The paired t test compares the means of two matched groups, assuming that the distribution of the before-after differences follows a Gaussian distribution.
The paired t test assumes that you have sampled your pairs of values from a population of pairs where the difference between pairs follows a Gaussian distribution.
While this assumption is not too important with large samples, it is important with small sample sizes. Test this assumption with Prism.
Note that the paired t test, unlike the unpaired t test, does not assume that the two sets of data (before and after, in the typical example) are sampled from populations with equal variances.
The pairing should be part of the experimental design and not something you do after collecting data. Prism tests the effectiveness of pairing by calculating the Pearson correlation coefficient, r, and a corresponding P value. If the P value is small, the two groups are significantly correlated. This justifies the use of a paired test.

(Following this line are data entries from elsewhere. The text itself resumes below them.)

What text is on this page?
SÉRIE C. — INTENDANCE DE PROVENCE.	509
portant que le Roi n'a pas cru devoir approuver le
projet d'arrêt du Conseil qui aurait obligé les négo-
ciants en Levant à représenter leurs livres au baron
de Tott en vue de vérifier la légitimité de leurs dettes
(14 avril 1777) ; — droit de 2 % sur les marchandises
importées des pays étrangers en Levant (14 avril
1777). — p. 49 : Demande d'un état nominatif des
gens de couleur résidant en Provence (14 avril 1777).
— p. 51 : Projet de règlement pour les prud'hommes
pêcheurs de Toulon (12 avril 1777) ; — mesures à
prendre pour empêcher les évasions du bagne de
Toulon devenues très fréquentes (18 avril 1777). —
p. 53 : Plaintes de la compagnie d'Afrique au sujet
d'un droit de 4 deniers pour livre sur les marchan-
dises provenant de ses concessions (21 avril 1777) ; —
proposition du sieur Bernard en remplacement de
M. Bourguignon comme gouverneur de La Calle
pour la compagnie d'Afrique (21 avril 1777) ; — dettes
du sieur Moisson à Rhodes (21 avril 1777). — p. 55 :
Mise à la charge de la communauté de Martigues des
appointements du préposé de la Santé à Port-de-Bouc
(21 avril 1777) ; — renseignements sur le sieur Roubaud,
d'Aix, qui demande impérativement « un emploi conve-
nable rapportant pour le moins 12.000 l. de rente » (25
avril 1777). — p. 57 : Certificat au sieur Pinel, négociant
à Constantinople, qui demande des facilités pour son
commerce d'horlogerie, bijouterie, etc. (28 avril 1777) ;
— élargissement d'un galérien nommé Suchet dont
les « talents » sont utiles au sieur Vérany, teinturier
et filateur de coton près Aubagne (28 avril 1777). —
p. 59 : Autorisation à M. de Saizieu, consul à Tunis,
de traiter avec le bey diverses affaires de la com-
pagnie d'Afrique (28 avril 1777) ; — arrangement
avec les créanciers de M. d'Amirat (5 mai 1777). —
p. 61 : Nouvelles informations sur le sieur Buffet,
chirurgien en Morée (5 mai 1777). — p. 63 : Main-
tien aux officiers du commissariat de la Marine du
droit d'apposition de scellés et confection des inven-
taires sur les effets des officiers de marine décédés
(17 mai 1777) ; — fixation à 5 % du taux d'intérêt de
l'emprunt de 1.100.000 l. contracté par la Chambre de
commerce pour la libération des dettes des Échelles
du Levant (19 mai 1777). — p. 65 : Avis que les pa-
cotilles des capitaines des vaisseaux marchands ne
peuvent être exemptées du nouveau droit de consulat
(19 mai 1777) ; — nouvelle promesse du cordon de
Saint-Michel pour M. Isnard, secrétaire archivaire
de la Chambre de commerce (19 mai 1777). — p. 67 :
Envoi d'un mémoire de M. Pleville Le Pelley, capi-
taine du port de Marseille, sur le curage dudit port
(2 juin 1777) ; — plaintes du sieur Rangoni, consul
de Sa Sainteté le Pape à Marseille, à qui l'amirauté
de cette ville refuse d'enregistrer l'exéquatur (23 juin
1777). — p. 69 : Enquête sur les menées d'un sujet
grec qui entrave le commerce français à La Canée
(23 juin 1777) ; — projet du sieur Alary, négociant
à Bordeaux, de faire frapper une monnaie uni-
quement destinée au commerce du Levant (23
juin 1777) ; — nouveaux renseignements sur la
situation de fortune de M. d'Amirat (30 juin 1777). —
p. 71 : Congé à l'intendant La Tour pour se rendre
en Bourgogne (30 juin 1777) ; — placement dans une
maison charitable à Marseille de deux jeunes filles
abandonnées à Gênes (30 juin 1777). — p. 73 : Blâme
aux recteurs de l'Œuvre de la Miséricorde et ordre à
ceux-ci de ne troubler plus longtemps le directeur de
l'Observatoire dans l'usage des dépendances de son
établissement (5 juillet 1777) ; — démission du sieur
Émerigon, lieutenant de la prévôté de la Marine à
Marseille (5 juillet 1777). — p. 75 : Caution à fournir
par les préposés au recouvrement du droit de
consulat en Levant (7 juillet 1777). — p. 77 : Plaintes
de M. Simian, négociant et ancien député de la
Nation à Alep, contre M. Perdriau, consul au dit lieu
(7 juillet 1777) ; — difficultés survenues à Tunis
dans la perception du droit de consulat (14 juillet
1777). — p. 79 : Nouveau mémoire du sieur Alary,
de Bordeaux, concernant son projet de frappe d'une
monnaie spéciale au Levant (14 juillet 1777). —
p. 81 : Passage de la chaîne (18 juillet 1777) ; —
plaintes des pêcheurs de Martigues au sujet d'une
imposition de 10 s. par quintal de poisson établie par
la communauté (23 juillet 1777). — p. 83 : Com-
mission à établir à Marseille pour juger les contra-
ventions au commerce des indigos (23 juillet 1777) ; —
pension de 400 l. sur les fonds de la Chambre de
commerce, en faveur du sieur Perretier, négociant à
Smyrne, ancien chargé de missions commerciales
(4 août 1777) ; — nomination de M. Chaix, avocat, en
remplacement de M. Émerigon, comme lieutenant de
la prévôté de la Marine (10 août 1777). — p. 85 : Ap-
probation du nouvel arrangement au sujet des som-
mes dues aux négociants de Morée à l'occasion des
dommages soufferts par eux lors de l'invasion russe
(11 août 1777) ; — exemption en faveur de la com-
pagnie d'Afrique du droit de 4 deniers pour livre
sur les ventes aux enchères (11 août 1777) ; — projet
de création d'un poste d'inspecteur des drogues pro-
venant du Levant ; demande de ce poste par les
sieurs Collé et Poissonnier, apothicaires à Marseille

If this P value is large (say larger than 0.05), you should question whether it made sense to use a paired test. Your choice of whether to use a paired test or not should not be based solely on this one P value, but also on the experimental design and the results of other similar experiments.
The results of a paired t test only make sense when the pairs are independent – that whatever factor caused a difference (between paired values) to be too high or too low affects only that one pair. Prism cannot test this assumption. You must think about the experimental design. For example, the errors are not independent if you have six pairs of values, but these were obtained from three animals, with duplicate measurements in each animal. In this case, some factor may cause the after-before differences from one animal to be high or low. This factor would affect two of the pairs, so they are not independent.

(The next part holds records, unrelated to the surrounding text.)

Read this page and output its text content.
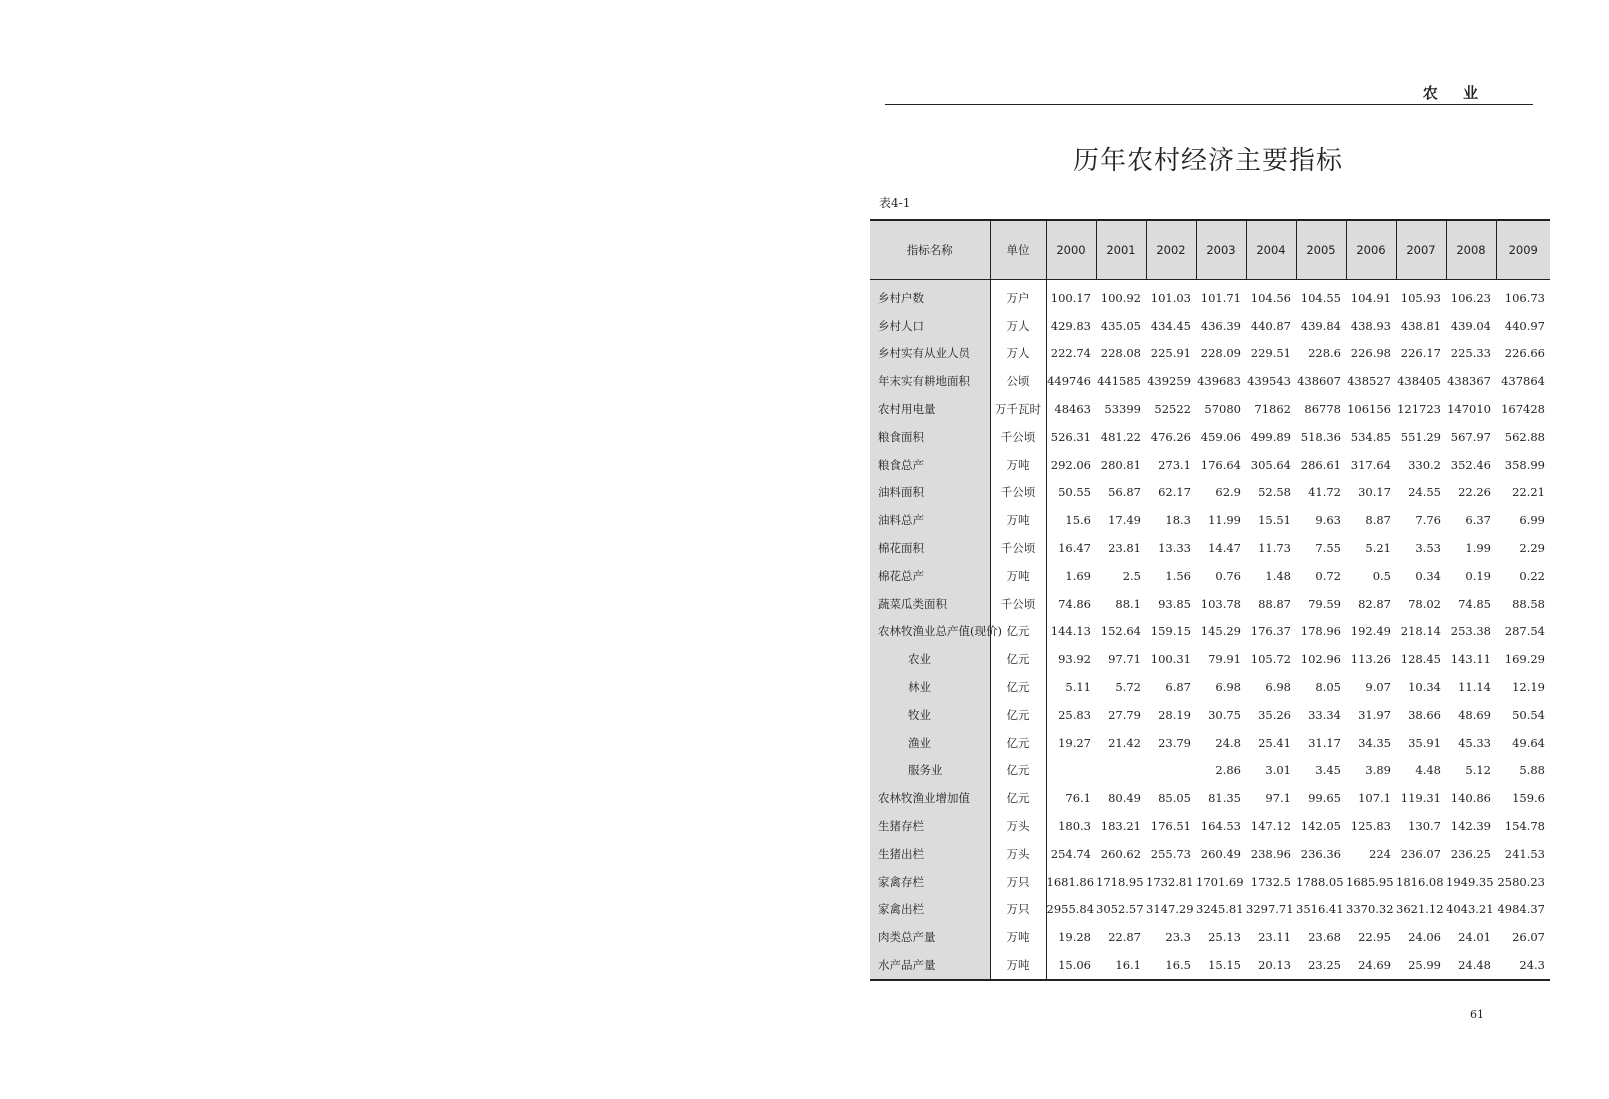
农 业
历年农村经济主要指标
表4-1
指标名称	单位	2000	2001	2002	2003	2004	2005	2006	2007	2008	2009
乡村户数	万户	100.17	100.92	101.03	101.71	104.56	104.55	104.91	105.93	106.23	106.73
乡村人口	万人	429.83	435.05	434.45	436.39	440.87	439.84	438.93	438.81	439.04	440.97
乡村实有从业人员	万人	222.74	228.08	225.91	228.09	229.51	228.6	226.98	226.17	225.33	226.66
年末实有耕地面积	公顷	449746	441585	439259	439683	439543	438607	438527	438405	438367	437864
农村用电量	万千瓦时	48463	53399	52522	57080	71862	86778	106156	121723	147010	167428
粮食面积	千公顷	526.31	481.22	476.26	459.06	499.89	518.36	534.85	551.29	567.97	562.88
粮食总产	万吨	292.06	280.81	273.1	176.64	305.64	286.61	317.64	330.2	352.46	358.99
油料面积	千公顷	50.55	56.87	62.17	62.9	52.58	41.72	30.17	24.55	22.26	22.21
油料总产	万吨	15.6	17.49	18.3	11.99	15.51	9.63	8.87	7.76	6.37	6.99
棉花面积	千公顷	16.47	23.81	13.33	14.47	11.73	7.55	5.21	3.53	1.99	2.29
棉花总产	万吨	1.69	2.5	1.56	0.76	1.48	0.72	0.5	0.34	0.19	0.22
蔬菜瓜类面积	千公顷	74.86	88.1	93.85	103.78	88.87	79.59	82.87	78.02	74.85	88.58
农林牧渔业总产值(现价)	亿元	144.13	152.64	159.15	145.29	176.37	178.96	192.49	218.14	253.38	287.54
农业	亿元	93.92	97.71	100.31	79.91	105.72	102.96	113.26	128.45	143.11	169.29
林业	亿元	5.11	5.72	6.87	6.98	6.98	8.05	9.07	10.34	11.14	12.19
牧业	亿元	25.83	27.79	28.19	30.75	35.26	33.34	31.97	38.66	48.69	50.54
渔业	亿元	19.27	21.42	23.79	24.8	25.41	31.17	34.35	35.91	45.33	49.64
服务业	亿元				2.86	3.01	3.45	3.89	4.48	5.12	5.88
农林牧渔业增加值	亿元	76.1	80.49	85.05	81.35	97.1	99.65	107.1	119.31	140.86	159.6
生猪存栏	万头	180.3	183.21	176.51	164.53	147.12	142.05	125.83	130.7	142.39	154.78
生猪出栏	万头	254.74	260.62	255.73	260.49	238.96	236.36	224	236.07	236.25	241.53
家禽存栏	万只	1681.86	1718.95	1732.81	1701.69	1732.5	1788.05	1685.95	1816.08	1949.35	2580.23
家禽出栏	万只	2955.84	3052.57	3147.29	3245.81	3297.71	3516.41	3370.32	3621.12	4043.21	4984.37
肉类总产量	万吨	19.28	22.87	23.3	25.13	23.11	23.68	22.95	24.06	24.01	26.07
水产品产量	万吨	15.06	16.1	16.5	15.15	20.13	23.25	24.69	25.99	24.48	24.3
61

Use the t test only to compare two groups. To compare three or more matched groups, use repeated measures one-way ANOVA followed by post tests. It is not appropriate to perform several t tests, comparing two groups at a time.
If you chose a one-tail P value, you should have predicted which group would have the larger mean before collecting data. Prism does not ask you to record this prediction, but assumes that it is correct. If your prediction was wrong, then ignore the reported P value and state that P>0.50.
The paired t test analyzes the differences between pairs. With some experiments, you may observe a very large variability among the differences. The differences are larger when the control value is larger. With these data, you'll get more consistent results if you perform a ratio t test.